Eine Konsequenz einer etwas verdickten oder verengten Bindegewebskapsel um ein Implantat herum kann auch die sein, dass das Implantat Falten wirft, die unter Umständen unter der Haut tastbar sind oder bei wenig Gewebebedeckung auch sichtbar sein können. In diesem Fall kann die Erweiterung der Kapsel oder die Unterfütterung mit mehr Gewebe eine Verbesserung erbringen.

Eine andere Komplikation betrifft das Verrutschen eines Implantates während der Einheilungsphase. In diesem Fall sollte durch eine kleine Korrekturoperation eine korrekte Implantatlage herbeigeführt werden.
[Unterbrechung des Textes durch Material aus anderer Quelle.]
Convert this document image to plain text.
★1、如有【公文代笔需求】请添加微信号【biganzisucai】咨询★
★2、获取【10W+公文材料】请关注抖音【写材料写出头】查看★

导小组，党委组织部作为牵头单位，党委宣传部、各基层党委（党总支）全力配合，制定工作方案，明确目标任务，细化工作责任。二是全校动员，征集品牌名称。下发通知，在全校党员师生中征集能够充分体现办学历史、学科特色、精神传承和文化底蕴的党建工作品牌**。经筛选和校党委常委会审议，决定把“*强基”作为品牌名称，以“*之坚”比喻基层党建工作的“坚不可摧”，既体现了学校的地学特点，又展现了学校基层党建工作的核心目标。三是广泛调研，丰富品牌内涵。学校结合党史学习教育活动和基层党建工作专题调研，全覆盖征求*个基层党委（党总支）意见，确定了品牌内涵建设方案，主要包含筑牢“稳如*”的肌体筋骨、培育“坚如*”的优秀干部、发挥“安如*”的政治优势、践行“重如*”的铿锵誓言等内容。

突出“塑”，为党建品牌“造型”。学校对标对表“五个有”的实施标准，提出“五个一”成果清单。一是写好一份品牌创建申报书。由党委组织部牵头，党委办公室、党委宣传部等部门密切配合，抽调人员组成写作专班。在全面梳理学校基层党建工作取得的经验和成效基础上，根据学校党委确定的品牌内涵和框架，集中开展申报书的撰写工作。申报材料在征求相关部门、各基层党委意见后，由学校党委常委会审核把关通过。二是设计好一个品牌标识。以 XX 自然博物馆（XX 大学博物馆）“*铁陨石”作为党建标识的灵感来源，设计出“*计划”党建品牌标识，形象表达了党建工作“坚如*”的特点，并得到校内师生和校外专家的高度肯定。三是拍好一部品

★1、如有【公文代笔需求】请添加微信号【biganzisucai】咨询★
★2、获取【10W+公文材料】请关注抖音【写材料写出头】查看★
Es kann sich auch innerhalb der Kapsel Wundwasser (Serom) ansammeln und das Einwachsen der Kapsel in die Implantathülle verhindern, so dass dies einerseits zu einer permanenten Schwellung der Brust, andererseits aber auch zu einer Implantatdrehung innerhalb der Kapsel führen kann. In diesem Fall sollte zumindest das Serom abpunktiert, eventuell sogar die Kapsel nochmal entfernt werden, damit sich eine neue bildet, die mit der Implantathülle verwächst.
Eine weitere Komplikation kann die Einschränkung oder der Verlust der Empfindsamkeit der Brustwarze sein. Bei der Bildung der Implantattasche werden einige der zur Brustwarze ziehenden Nerven irritiert oder irreversibel geschädigt. Zumeist kehrt die Empfindsamkeit nach einigen Tagen oder Wochen der Taubheit oder auch Überempfindsamkeit aber zurück und normalisiert sich.

Ein weiteres Problem kann durch den Druck der Implantate von innen gegen die Brustdrüse entstehen. Diese wird auf Dauer eher kleiner, so dass die Stillfähigkeit darunter leiden könnte. Das spricht dafür, keine allzu großen Implantate bei der Vergrößerung zu wählen.
Die früher gefürchtete Implantatruptur, ein Zerreißen der Implantathülle und ein Auslaufen von Silikon, welches sich dann in der Umgebung oder in den umgebenden Lymphknoten ansammelt und zu sekundären Erkrankungen führt, ist nach menschlichem Ermessen bei hochwertigen Implantaten nicht mehr zu befürchten, weil diese einerseits mehrere hochreißfeste Hüllschichten aufweisen und innen mit einem hochwertigen silicon-memory-Gel gefüllt sind, welches nicht mehr auslaufen kann. Darum geben einige Hersteller bereits eine lebenslange Garantie auf die Integrität der Implantathülle. Dennoch sollte der Operateur darauf hinweisen, dass diese hochwertigen Implantate zwar seit einigen Jahren vertrieben werden und seitdem kaum noch derartige Probleme auftauchen, trotzdem aber nicht von Seiten des Operateurs eine Garantie auf die zukünftige Sicherheit „quasi bis in alle Ewigkeit“ gegeben werden kann.

Dann sollte schließlich nicht unerwähnt bleiben, dass die heute fast ausschließlich verwendeten Silikon-Gel-Implantate den Nachteil haben, dass sie auf einem Röntgenbild einen weißen Fleck hinterlassen und die davor oder dahinter gelegenen Strukturen (Drüse) nicht gut beurteilt werden können. Im Zuge einer Brustkrebsvorsorgeuntersuchung bedeutet das, dass vor dem Röntgen ein Ultraschall gemacht werden sollte, auf dem eventuelle Unregelmäßigkeiten (Knoten) entdeckt und beschrieben werden sollten, so dass der Röntgenuntersucher sein Gerät dementsprechend einrichten und am Implantat „vorbei röntgen“ kann. Außerdem ist die sicherste Art, einen verdächtigen Bezirk durch Untersuchung zu analysieren, zurzeit die Magnetresonanztomographie (MRT), die nicht auf Röntgenstrahlen basiert und von den Implantaten nicht beeinträchtigt wird. Die Kosten für Ultraschall und MRT müssen im Allgemeinen allerdings von den Patientinnen selbst getragen werden.
Zuletzt sollte auf einen zurzeit noch ungeklärten Sachverhalt hingewiesen werden. Es sind im außereuropäischen Ausland einige Fälle eines seltenen Lymphdrüsenkrebses aufgetreten, statistisch vermehrt auch bei Brustimplantatträgerinnen. Ein Zusammenhang kann bisher weder verifiziert noch ausgeschlossen werden.